To build your own Windows .exe, see [Building from Source](#building-from-source) below.


## Usage
Run the script with the following command:

```bash
# Dry-run: preview duplicates without deleting
python imgdedup.py ./photos

# Actually remove duplicates
python imgdedup.py ./photos --remove
```

Or if installed via pip:

```bash
# Dry-run
dedup-image ./photos

# Remove duplicates
dedup-image ./photos --remove
```

### Arguments:
- `path`: Path to the folder containing images (required).
- `--dry-run`: Preview duplicates without deleting (default: True).
- `--remove`: Actually delete duplicate images (overrides --dry-run).

### Example:
```bash
# Preview duplicates in Pictures folder
python imgdedup.py ~/Pictures

# Or with installed CLI:
dedup-image ~/Pictures
```

## Example Output

Running `python imgdedup.py ./photos` on a folder with duplicates:

```
[INFO] computing image hashes...
[INFO] found 42 unique image(s)
[INFO] found 7 duplicates with hash: 3644735598476604983
[INFO] found 3 duplicates with hash: 5839229124691737244
[INFO] found 2 duplicates with hash: 1928840737112196108
```

Running with `--remove`:

```
[INFO] computing image hashes...
[INFO] found 42 unique image(s)
[INFO] removing 7 duplicates with hash: 3644735598476604983
[INFO] removing 3 duplicates with hash: 5839229124691737244
[INFO] removing 2 duplicates with hash: 1928840737112196108
```

## Dependencies
The script requires the following Python packages:
- `imutils`
- `numpy`
- `opencv-python` (cv2)
- `argparse` (built-in)

## Building from Source

### Build Windows .exe

Requires: Python 3.7+, PyInstaller

**On Windows:**
```bash
pip install PyInstaller
build_exe.bat
```

**On Linux/macOS:**
```bash
pip install PyInstaller
bash build_exe.sh
```

The executable will be created in `releases/imgdedup.exe`.

## Important Notes
- **Backup Your Images**: Before using `--remove`, always backup your images in case of accidental deletion.
- **Same Hash = Duplicate**: Images are considered duplicates only if they have identical hashes.
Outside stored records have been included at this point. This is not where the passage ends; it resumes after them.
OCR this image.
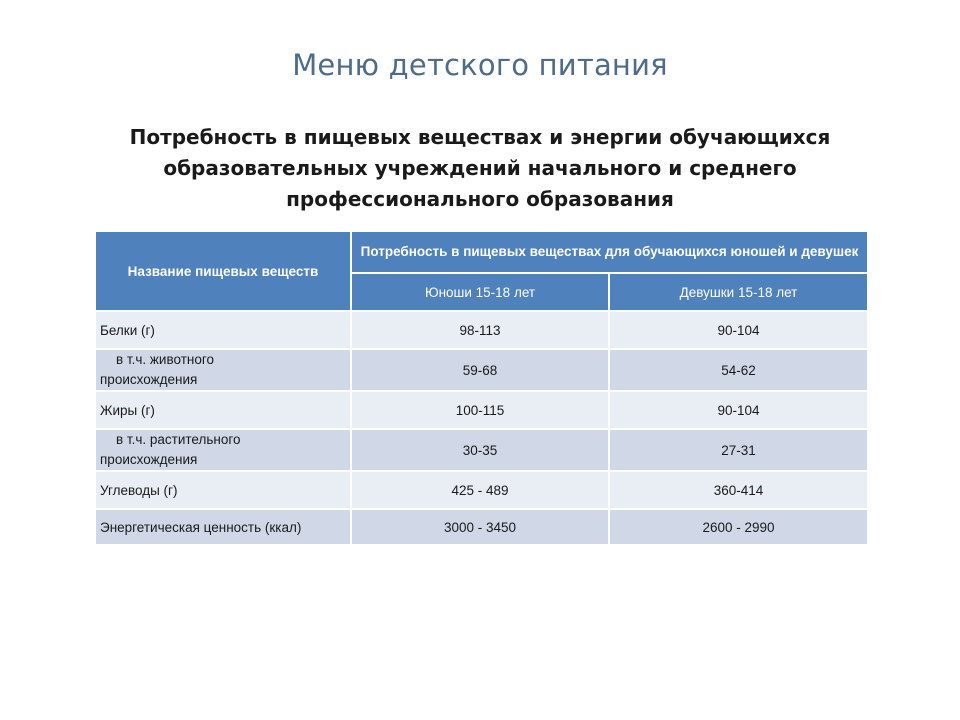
Меню детского питания
Потребность в пищевых веществах и энергии обучающихся образовательных учреждений начального и среднего профессионального образования
Название пищевых веществ	Потребность в пищевых веществах для обучающихся юношей и девушек	
	Юноши 15-18 лет	Девушки 15-18 лет
Белки (г)	98-113	90-104

в т.ч. животного
происхождения	59-68	54-62
Жиры (г)	100-115	90-104

в т.ч. растительного
происхождения	30-35	27-31
Углеводы (г)	425 - 489	360-414
Энергетическая ценность (ккал)	3000 - 3450	2600 - 2990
Visually similar but different images will not be flagged.
- **First Image Kept**: The tool keeps the first image it encounters and removes subsequent duplicates with the same hash.
- **Non-Recursive**: By default, the tool only scans the specified directory. Subdirectories are not included (planned feature).
- **Supported Formats**: Works with common image formats supported by OpenCV (PNG, JPEG, BMP, TIFF, etc.).

## License
This project is open-source under the MIT License.

## Contributing
Contributions are welcome! Please see [CONTRIBUTING.md](CONTRIBUTING.md) for guidelines on how to contribute to this project.

## Support

## Roadmap

Future enhancements planned for dedup-image:

- [x] Publish to PyPI: `pip install dedup-image`
- [x] Create Windows executable (.exe) for non-developers
- [ ] Add hash tolerance/threshold support for similar (not identical) duplicates
- [ ] Recursive folder scanning with `--recursive` flag
- [ ] Progress bar for large image collections
- [ ] Configuration file support (.dedup.config)
- [ ] GitHub Actions for automated releases
- [ ] Performance optimizations for 10,000+ images
- [ ] Support for various image formats (HEIC, WEBP, etc.)
- [ ] Option to keep the newest/oldest file instead of the first one

## Support
If you encounter any issues or have feature requests, please open an [GitHub Issue](https://github.com/Shailesh7860/dedup-image/issues).

---

This script is a powerful tool for keeping your image collections clean and organized by eliminating duplicate files. Feel free to contribute or enhance its functionality!